China Kadoorie Biobank (CKB)

  • SAMPLE SIZE: ~500k
  • LOCATION: China
  • URL:
  • DESCRIPTION:The China Kadoorie Biobank is one of the world’s largest prospective cohort studies. A long-term collaboration between the UK and China, it aims to generate reliable evidence about the lifestyle, environmental and genetic determinants of a wide range of common diseases that can inform disease prevention, risk prediction and treatment worldwide.
  • CITATION:Chen, Z., Chen, J., Collins, R., Guo, Y., Peto, R., Wu, F., & Li, L. (2011). China Kadoorie Biobank of 0.5 million people: survey methods, baseline characteristics and long-term follow-up. International journal of epidemiology, 40(6), 1652-1666.

Taiwan Biobank (TWB)

  • SAMPLE SIZE: ~150k
  • LOCATION: China, Taiwan
  • URL:
  • DESCRIPTION:The Taiwan Biobank (TWB) is an ongoing prospective study of over 150,000 individuals aged 30-70 recruited from across Taiwan beginning in 2012. A comprehensive list of phenotypes was collected for each consented participant at recruitment and follow-up visits through structured interviews and physical measurements. Biomarkers and genetic data were also generated for all participants from blood and urine samples.
  • CITATION:Feng, Y. C. A., Chen, C. Y., Chen, T. T., Kuo, P. H., Hsu, Y. H., Yang, H. I., … & Lin, Y. F. (2021). Taiwan Biobank: a rich biomedical research database of the Taiwanese population. medRxiv.

BioBank Japan (BBJ)

  • SAMPLE SIZE: ~200k
  • LOCATION: Japan
  • URL:
  • DESCRIPTION:In 2003, BioBank Japan (BBJ) started developing one of the world’s largest disease biobanks, creating a foundation for research aimed at achieving medical care tailored to the individual traits of each patient. From a total of 260,000 patients representing 440,000 cases of 51 primarily multifactorial (common) diseases, BBJ has collected DNA, serum, medical records (clinical information), etc. with their consent. No less than 5,800 items of screened information are available for research, including the patients’ survival information, with 95% of the patients tracked over an average of 10 years. In addition to large-scale genomic analyses, omics analyses including whole genome sequencing and metabolome/proteome analyses have been performed on the DNA, serum and other biological samples collected, producing significant research findings. The genomic information acquired through the analyses continues to be used as data. The biological samples and data are widely distributed and used by researchers.
  • CITATION:Nagai, A., Hirata, M., Kamatani, Y., Muto, K., Matsuda, K., Kiyohara, Y., … & Kubo, M. (2017). Overview of the BioBank Japan Project: study design and profile. Journal of epidemiology, 27(Supplement_III), S2-S8.

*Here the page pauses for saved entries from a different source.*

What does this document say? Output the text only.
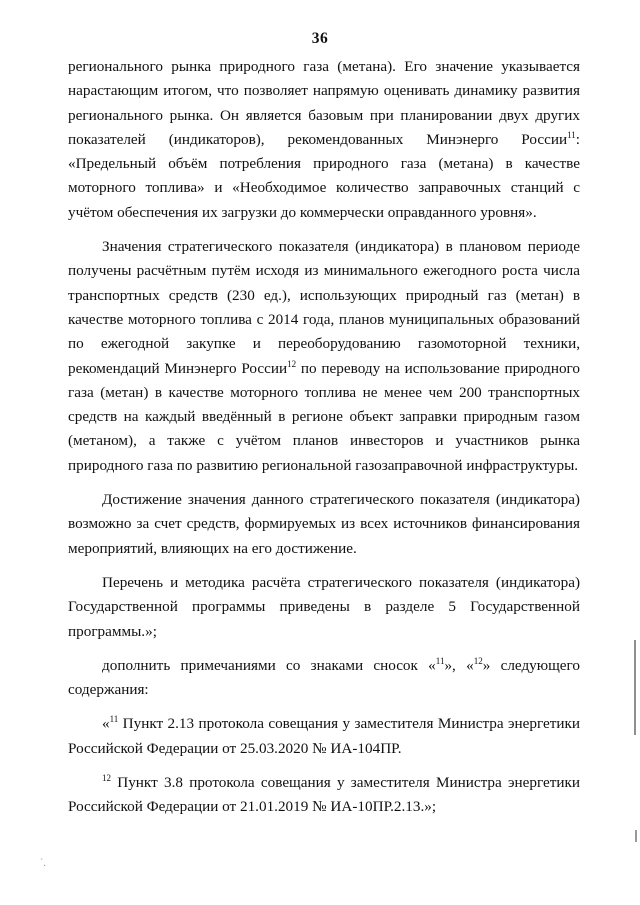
36

регионального рынка природного газа (метана). Его значение указывается нарастающим итогом, что позволяет напрямую оценивать динамику развития регионального рынка. Он является базовым при планировании двух других показателей (индикаторов), рекомендованных Минэнерго России$^{11}$: «Предельный объём потребления природного газа (метана) в качестве моторного топлива» и «Необходимое количество заправочных станций с учётом обеспечения их загрузки до коммерчески оправданного уровня».

Значения стратегического показателя (индикатора) в плановом периоде получены расчётным путём исходя из минимального ежегодного роста числа транспортных средств (230 ед.), использующих природный газ (метан) в качестве моторного топлива с 2014 года, планов муниципальных образований по ежегодной закупке и переоборудованию газомоторной техники, рекомендаций Минэнерго России$^{12}$ по переводу на использование природного газа (метан) в качестве моторного топлива не менее чем 200 транспортных средств на каждый введённый в регионе объект заправки природным газом (метаном), а также с учётом планов инвесторов и участников рынка природного газа по развитию региональной газозаправочной инфраструктуры.

Достижение значения данного стратегического показателя (индикатора) возможно за счет средств, формируемых из всех источников финансирования мероприятий, влияющих на его достижение.

Перечень и методика расчёта стратегического показателя (индикатора) Государственной программы приведены в разделе 5 Государственной программы.»;

дополнить примечаниями со знаками сносок «$^{11}$», «$^{12}$» следующего содержания:

«$^{11}$ Пункт 2.13 протокола совещания у заместителя Министра энергетики Российской Федерации от 25.03.2020 № ИА-104ПР.

$^{12}$ Пункт 3.8 протокола совещания у заместителя Министра энергетики Российской Федерации от 21.01.2019 № ИА-10ПР.2.13.»;

`.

Tohoku Medical Megabank (TMM)

  • SAMPLE SIZE: ~157k
  • LOCATION: Japan
  • URL:
  • DESCRIPTION:Tohoku University Tohoku Medical Megabank Organization was founded to establish an advanced medical system to foster the reconstruction from the Great East Japan Earthquake. The organization has been developing a biobank that combines medical and genome information during the process of rebuilding the community medical system and supporting health and welfare in the Tohoku area. The information from the brand-new biobank will create a new medical system, and, based on the findings of its analysis, the organization aims to attract more medical practitioners from all over the country to the area, promote industry-academic partnerships, create employment in related fields, and restore the medical system in Tohoku.
  • CITATION:Kuriyama, S., Yaegashi, N., Nagami, F., Arai, T., Kawaguchi, Y., Osumi, N., … & Tohoku Medical Megabank Project Study Group. (2016). The Tohoku medical megabank project: design and mission. Journal of epidemiology, 26(9), 493-511.

National Biobank of Korea

  • LOCATION: Korea
  • URL:
  • DESCRIPTION:The NBK is the national control center for the collection, management, and utilization of human bioresources in Korea. And NBK manages KBN, it contributes to the development of policies related to human bioresources, standardization of human bioresource management, and advancement of domestic biobanks through developing and providing support for human bioresource technologies. For guaranteeing the fairness in bioresource distribution and development of an efficient distribution system, the NBK also serves as the human bioresource supply hub that supports national healthcare and medical R&D.
  • CITATION:Cho, S. Y., Hong, E. J., Nam, J. M., Han, B., Chu, C., & Park, O. (2012). Opening of the national biobank of Korea as the infrastructure of future biomedical science in Korea. Osong public health and research perspectives, 3(3), 177-184.

Qatar Biobank

  • LOCATION: Qatar
  • URL :
  • DESCRIPTION: Qatar Biobank, a center within Qatar Foundation, was created in collaboration with Hamad Medical Corporation and the Ministry of Public Health to enable local scientists to conduct medical research on prevalent health issues in Qatar.
  • CITATION:Al Kuwari, H., Al Thani, A., Al Marri, A., Al Kaabi, A., Abderrahim, H., Afifi, N., … & Elliott, P. (2015). The Qatar Biobank: background and methods. BMC public health, 15(1), 1-9.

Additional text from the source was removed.